By Lori Lindner
North Liberty Leader
NORTH LIBERTY– It wasn’t just about making ice cream. It wasn’t just the chance to watch things implode, play with worms or make objects dance in midair seemingly by themselves.
It’s that Penn students love science.
Penn Elementary School in North Liberty held its first-ever family science night on Friday, Feb. 21, and attendance exceeded expectations such that families were standing in lines– long lines– awaiting presentation times or for the chance to get up close and handle the items on the tables.
Eleven different organizations brought hands-on activities that allowed children to experience and explore various scientific principles, from organic composting to robotics, the properties of liquid nitrogen to the effects of magnetic fields.
Co-organizer, PTO member and Penn parent Shishonee Hughes is also a chemistry teacher at West High School. Hughes said when the Penn PTO discussed having a free family fun night, they decided to center the event around scientific investigations.
“We thought it would be a great way to get families involved and engage the kids’ inner scientist,” said Hughes.
There were 12 hands-on stations for children of all ages to sample all realms of science– biology and chemistry, physics and environmental innovations.
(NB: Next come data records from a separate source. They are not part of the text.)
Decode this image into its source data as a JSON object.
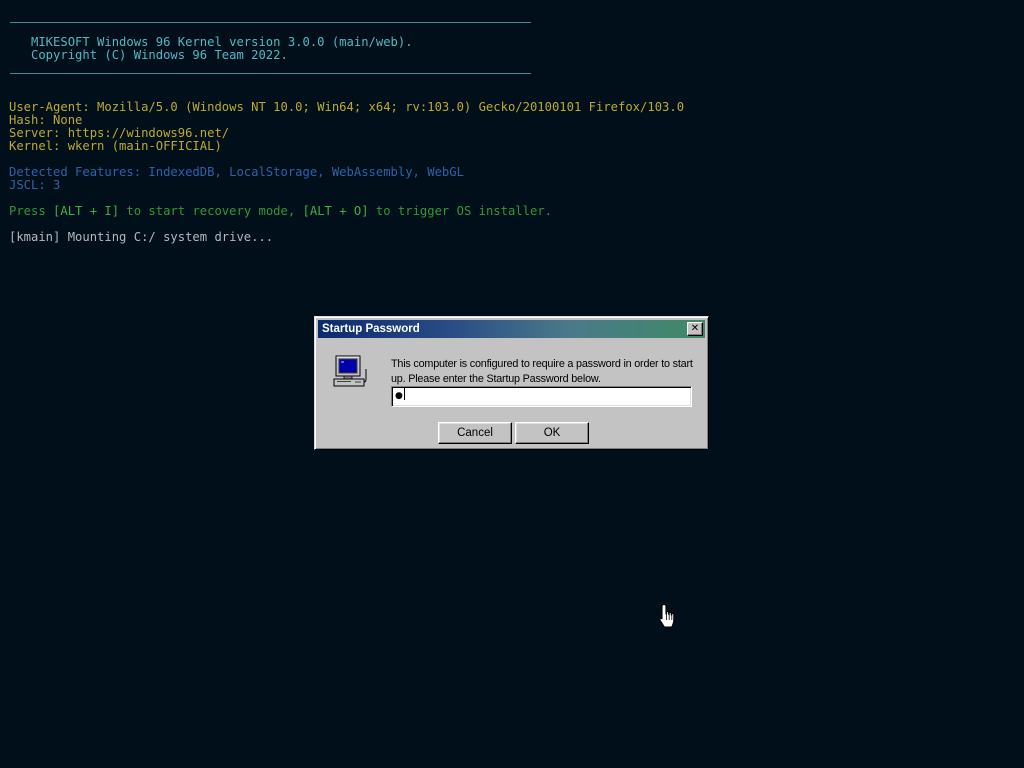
{
  "console": {
    "banner_line1": "   MIKESOFT Windows 96 Kernel version 3.0.0 (main/web).",
    "banner_line2": "   Copyright (C) Windows 96 Team 2022.",
    "user_agent": "User-Agent: Mozilla/5.0 (Windows NT 10.0; Win64; x64; rv:103.0) Gecko/20100101 Firefox/103.0",
    "hash": "Hash: None",
    "server": "Server: https://windows96.net/",
    "kernel": "Kernel: wkern (main-OFFICIAL)",
    "features": "Detected Features: IndexedDB, LocalStorage, WebAssembly, WebGL",
    "jscl": "JSCL: 3",
    "recovery_prefix": "Press ",
    "recovery_key1": "[ALT + I]",
    "recovery_middle": " to start recovery mode, ",
    "recovery_key2": "[ALT + O]",
    "recovery_suffix": " to trigger OS installer.",
    "mount": "[kmain] Mounting C:/ system drive..."
  },
  "dialog": {
    "title": "Startup Password",
    "close_glyph": "✕",
    "message": "This computer is configured to require a password in order to start up. Please enter the Startup Password below.",
    "password_value": "●",
    "cancel_label": "Cancel",
    "ok_label": "OK"
  },
  "icons": {
    "dialog_icon": "computer-icon",
    "cursor": "hand-pointer-icon"
  },
  "colors": {
    "background": "#010f1b",
    "banner": "#4fb9c2",
    "info": "#bdaa2f",
    "features": "#2e62a8",
    "recovery": "#2f9a33",
    "log": "#b4b8bc",
    "dialog_face": "#c3c3c3"
  }
}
“Of course, the most popular has been making the ice cream,” Hughes laughed, though they were learning about liquid nitrogen at the same time.
“We’ve had huge community support and outreach,” Hughes said. All of the participants were volunteers, and the activities were all free. Some of the participants stepped in at the last minute to fill in where cancellations had been made, and Penn’s hallways were packed with kids eager to make things happen with the science-related materials available to them.
Penn student Jackson Tubbs is nicknamed “Mr. Scientist” in his classroom. He enjoys all things scientific, including Penn’s first science night.
“It’s pretty cool,” he said. While his favorite scientific topics are the studies of plants and powders, Tubbs was impressed with all the evening had to offer. “Some of these things I’ve never done before. It’s fun to experiment, because you never know what’s going to happen.”
Fifth grader Mike Ogoli also enjoyed the event.
“I knew a little about science, but it’s cool to see how many ways stuff can blow up,” Ogoli said. “We should all pay attention to the things we notice in science because it’s really interesting.”
And Hughes reminded parents that studying science does not have to involve high-tech lasers, complex chemical reactions or even electrical gadgets.
“Anytime children ask questions, help them investigate the answers,” Hughes said. “Letting them explore their own questions– that’s science.”